A integração também contempla o Google Fotos onde o sistema pode acessar, classificar e analisar não apenas as imagens, mas também os metadados, que carregam em si outro conjunto de informações pessoais. Isso sem mencionar as imagens de terceiros, eventualmente de crianças e adolescentes que por si só demandam outra camada de proteção. Para aqueles que usam o Google Viagens, a promessa é funcionar como um assistente pessoal cruzando, por exemplo, passagens já compradas com as melhores ofertas de hotéis, contratação de translado e identificação de eventos como peças e exposições nos destinos.

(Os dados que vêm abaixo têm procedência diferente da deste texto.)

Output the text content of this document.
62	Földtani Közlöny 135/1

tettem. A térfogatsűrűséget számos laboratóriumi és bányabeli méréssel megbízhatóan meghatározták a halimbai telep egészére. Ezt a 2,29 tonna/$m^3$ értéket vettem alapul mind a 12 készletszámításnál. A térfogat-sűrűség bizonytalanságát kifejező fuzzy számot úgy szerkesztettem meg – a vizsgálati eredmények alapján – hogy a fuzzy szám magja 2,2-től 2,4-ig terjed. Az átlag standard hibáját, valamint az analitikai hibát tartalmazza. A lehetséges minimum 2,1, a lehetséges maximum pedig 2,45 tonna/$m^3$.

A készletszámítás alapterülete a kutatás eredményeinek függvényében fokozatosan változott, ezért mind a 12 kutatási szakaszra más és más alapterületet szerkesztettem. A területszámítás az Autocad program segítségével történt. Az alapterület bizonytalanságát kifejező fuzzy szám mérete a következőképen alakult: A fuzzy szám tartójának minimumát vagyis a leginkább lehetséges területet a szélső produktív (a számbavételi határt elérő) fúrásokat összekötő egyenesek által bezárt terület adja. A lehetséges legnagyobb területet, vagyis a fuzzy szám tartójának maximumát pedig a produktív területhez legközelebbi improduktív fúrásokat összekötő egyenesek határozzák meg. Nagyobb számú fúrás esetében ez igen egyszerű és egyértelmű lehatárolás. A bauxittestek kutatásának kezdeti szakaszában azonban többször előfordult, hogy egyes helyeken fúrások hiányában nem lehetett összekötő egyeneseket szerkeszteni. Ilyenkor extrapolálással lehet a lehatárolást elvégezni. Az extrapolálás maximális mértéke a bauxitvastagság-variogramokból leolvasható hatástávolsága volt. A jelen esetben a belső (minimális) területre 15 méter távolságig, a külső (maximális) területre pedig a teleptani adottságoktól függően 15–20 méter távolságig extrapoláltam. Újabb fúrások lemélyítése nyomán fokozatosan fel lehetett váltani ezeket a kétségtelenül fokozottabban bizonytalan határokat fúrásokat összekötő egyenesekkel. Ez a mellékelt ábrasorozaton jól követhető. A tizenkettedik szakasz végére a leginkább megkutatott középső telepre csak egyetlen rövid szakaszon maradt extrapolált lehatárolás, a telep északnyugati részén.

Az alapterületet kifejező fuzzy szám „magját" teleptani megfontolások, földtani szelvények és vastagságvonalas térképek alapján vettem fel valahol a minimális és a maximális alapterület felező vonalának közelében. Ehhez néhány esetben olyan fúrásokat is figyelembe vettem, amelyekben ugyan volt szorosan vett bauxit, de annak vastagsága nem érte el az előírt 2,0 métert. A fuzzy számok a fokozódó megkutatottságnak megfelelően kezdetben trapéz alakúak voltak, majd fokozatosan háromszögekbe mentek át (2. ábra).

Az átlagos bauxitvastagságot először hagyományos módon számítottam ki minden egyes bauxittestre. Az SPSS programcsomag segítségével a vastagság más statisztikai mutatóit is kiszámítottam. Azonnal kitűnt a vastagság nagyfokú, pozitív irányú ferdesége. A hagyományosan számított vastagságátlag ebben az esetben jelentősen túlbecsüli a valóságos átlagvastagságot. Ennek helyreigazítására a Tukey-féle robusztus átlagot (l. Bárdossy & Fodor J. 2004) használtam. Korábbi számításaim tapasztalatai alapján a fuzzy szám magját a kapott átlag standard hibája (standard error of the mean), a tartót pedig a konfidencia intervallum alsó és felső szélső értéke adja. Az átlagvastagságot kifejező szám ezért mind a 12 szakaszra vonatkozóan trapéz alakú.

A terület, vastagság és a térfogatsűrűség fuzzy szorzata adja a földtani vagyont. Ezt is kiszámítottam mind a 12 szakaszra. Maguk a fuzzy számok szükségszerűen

Essa nova ferramenta tem como função principal algo… diferente: interessante, tentador, ou, melhor: inebriante, como diria o filósofo sul-coreano Byung-Chul [2]. Isso porque o seu objetivo não é agir somente sobre dados disponíveis na internet, mas em dados pessoais online mais “reservados”, mas que são constantes da sua grande família de aplicativos. Ou seja, diferentemente dos outros modelos de IAs generativas, o Bard, com esses acessos, saberá mais ainda sobre o seu usuário, tornando a ferramenta, do ponto de vista utilitário, muito melhor para a realização de tarefas do cotidiano. É um passo, sem dúvidas, à personalização da IA.

Porém, antes que estejamos por completo inebriados convém compreender o que essa integração significa em termos de proteção de dados pessoais. A propósito, uma questão antecipada pelo próprio Google ao afirmar que (1) os dados pessoais dos consumidores do “Bard Extensions” não serão usados como fonte de treinamento do sistema, (2) não serão submetidos a revisores humanos, e (3) não serão tomados como insumo para fins de publicidade direcionada.

Todavia, nas políticas atualizadas dessa IA, de 18 de setembro de 2023, ainda persiste um conselho que o próprio Google nos dá sem maiores especificidades de que isso não se aplicaria a suas novas extensões: “por favor, não insira informações confidenciais em suas conversas no Bard ou qualquer dado que você não gostaria que um revisor visse ou que o Google usasse para melhorar nossos produtos, serviços e tecnologias de aprendizado de máquina” [3].

Será que esses três pontos são suficientes para garantir o direito fundamental à proteção dos dados pessoais dos consumidores? É o que analisamos a seguir.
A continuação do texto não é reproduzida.